O’nun rivâyet ettiği hadîs-i şerîfler, Kütüb-i sitte adı ile meşhûr altı hadîs kitabının dört Sünen’inde, Sahîh-i Müslim’de ve hadîs kitaplarında yer almaktadır.
Rivâyet ettiği hadîs-i şerîflerden ba’zıları şunlardır:
“Benim bu mescidimde kılınan bir namaz, Mescid-i Haram’ın dışında kılınan bin namazdan daha hayırlıdır.”
Hazreti Âişe şöyle bildiriyor. “Resûlullah (s.a.v.), sabah namazının iki rek’at sünnetini kılar ve o kadar hafif tutardı ki, ben (kendi kendime), acaba bu iki rek’atta Ümmü’l-Kur’ân’ı (Fâtiha’yı) okudu mu? derdim.”
Peygamberimiz (s.a.v.) buyurdular ki: “Bu ümmetin içinde, öyle bir kavim türeyecek ki, onların namazlarına bakarak, siz kendi namazınızı küçümseyeceksiniz.

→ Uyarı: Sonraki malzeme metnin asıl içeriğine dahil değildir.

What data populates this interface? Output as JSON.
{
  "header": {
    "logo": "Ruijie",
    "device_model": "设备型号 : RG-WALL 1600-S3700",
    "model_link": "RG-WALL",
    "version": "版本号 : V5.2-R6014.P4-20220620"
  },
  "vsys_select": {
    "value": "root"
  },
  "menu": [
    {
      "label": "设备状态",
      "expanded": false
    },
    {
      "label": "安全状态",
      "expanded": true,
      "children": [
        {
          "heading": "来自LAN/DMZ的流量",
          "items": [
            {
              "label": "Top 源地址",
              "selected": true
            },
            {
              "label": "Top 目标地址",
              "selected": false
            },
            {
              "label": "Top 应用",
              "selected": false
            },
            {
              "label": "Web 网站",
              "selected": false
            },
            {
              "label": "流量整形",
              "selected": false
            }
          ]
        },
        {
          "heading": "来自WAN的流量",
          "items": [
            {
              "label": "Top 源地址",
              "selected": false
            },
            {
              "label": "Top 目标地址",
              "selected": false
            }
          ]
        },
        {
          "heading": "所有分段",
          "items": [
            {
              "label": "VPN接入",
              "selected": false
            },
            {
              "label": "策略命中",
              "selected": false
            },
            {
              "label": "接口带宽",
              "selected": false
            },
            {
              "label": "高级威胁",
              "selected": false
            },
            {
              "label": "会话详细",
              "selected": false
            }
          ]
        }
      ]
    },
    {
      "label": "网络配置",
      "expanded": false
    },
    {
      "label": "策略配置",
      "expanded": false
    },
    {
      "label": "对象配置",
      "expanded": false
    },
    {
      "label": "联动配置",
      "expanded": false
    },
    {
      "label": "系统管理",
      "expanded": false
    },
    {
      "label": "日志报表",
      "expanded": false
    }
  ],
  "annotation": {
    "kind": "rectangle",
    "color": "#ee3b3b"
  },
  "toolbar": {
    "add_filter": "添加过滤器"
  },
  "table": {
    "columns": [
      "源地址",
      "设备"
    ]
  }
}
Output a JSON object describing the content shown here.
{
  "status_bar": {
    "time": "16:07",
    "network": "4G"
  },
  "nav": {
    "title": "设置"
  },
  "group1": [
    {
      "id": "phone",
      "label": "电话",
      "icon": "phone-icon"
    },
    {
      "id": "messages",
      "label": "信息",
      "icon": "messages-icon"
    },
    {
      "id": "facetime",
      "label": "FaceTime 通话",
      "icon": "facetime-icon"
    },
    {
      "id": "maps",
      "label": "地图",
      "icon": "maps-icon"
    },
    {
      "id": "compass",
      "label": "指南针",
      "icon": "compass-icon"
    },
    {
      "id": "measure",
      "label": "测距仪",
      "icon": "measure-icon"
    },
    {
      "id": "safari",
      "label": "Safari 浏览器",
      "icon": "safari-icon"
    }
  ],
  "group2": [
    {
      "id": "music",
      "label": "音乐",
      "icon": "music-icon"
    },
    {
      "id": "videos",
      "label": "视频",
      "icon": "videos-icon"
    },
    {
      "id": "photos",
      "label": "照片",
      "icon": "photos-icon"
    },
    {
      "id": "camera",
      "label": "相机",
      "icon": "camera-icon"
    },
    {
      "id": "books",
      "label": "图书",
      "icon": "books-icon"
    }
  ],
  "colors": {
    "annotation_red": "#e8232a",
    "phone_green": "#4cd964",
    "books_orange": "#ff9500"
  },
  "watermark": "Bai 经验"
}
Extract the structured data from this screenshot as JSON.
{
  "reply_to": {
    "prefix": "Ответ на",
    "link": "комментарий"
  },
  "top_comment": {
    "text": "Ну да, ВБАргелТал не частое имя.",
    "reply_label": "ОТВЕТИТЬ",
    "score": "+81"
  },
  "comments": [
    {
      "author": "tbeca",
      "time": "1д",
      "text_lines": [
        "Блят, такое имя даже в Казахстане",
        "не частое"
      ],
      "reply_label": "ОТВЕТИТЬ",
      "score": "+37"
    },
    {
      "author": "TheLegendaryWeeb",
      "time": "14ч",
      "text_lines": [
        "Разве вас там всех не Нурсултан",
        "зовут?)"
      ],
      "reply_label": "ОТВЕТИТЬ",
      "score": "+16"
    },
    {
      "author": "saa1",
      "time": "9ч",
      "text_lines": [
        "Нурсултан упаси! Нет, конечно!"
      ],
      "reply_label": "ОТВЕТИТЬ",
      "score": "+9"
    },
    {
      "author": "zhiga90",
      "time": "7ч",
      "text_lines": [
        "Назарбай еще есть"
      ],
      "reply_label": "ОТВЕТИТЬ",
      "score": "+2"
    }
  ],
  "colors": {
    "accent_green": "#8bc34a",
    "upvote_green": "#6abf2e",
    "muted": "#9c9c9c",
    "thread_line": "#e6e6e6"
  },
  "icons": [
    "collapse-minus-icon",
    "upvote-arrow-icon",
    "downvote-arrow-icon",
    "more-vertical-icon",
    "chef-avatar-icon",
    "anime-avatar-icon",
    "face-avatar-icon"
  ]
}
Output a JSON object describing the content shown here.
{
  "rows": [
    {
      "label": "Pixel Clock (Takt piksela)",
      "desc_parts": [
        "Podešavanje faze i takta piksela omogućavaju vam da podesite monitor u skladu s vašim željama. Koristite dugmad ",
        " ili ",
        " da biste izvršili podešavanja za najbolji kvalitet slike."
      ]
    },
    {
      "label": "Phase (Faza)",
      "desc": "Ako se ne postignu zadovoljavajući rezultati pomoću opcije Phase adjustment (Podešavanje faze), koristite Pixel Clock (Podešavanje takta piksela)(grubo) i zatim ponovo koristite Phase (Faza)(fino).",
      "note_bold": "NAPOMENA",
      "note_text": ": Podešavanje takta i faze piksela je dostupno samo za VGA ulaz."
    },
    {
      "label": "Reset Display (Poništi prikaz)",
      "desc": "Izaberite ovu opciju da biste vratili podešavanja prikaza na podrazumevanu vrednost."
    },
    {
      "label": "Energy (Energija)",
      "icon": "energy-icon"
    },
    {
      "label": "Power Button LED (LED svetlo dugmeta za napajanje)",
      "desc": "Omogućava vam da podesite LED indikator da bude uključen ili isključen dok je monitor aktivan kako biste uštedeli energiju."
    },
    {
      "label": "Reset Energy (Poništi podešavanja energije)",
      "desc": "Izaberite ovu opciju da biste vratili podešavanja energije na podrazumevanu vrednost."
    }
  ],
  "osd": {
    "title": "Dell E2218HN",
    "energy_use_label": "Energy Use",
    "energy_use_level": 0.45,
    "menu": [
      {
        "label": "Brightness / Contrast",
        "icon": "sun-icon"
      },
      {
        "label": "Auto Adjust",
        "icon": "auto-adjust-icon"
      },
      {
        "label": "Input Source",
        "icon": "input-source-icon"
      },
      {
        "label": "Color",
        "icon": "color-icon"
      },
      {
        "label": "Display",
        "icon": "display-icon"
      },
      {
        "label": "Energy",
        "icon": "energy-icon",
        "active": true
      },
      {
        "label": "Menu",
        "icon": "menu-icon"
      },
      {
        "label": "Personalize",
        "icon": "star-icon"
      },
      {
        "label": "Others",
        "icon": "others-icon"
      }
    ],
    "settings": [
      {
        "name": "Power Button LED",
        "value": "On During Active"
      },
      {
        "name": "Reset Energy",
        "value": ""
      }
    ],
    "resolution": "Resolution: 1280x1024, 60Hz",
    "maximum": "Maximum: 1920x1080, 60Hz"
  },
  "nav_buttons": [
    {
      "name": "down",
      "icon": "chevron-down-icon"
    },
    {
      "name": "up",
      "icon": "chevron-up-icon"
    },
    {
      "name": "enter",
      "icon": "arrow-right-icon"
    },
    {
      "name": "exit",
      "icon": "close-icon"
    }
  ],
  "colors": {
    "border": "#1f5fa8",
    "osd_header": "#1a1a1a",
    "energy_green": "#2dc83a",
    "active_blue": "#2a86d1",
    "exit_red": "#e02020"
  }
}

Kur’ân-ı kerîmi okuyacaklar. Fakat boğazlarını geçmeyecek. Okun avı delip geçtiği gibi dinden çıkacaklar..”
Birgün Peygamber efendimiz, amcası Hazreti Abbâs’a: “Yarın Pazartesi günüdür. Sen ve çocukların bana geliniz. Size duâ edeceğim.” buyurdu. Sabah olunca, Hazreti Abbâs ve çocukları beraberce Resûlullahın (s.a.v.) huzûruna geldiler. Kendisinin husûsî yakınları olduğunu ve hepsinin bir kişi olduğunu, Allahü teâlânın da rahmetini Üzerlerine eşit miktarlarda yaymasına işâret buyurarak, kendi abasını üzerlerine örttü. Sonra:
“Ey Allahım! Abbâs ve oğullarını mağfiret eyle, bağışla! Öyle ki, hiç günahları kalmasın. Yâ Rabbî! Onu, oğulları arasında meydana gelecek âfet ve belâlardan koru!” diye duâ etti.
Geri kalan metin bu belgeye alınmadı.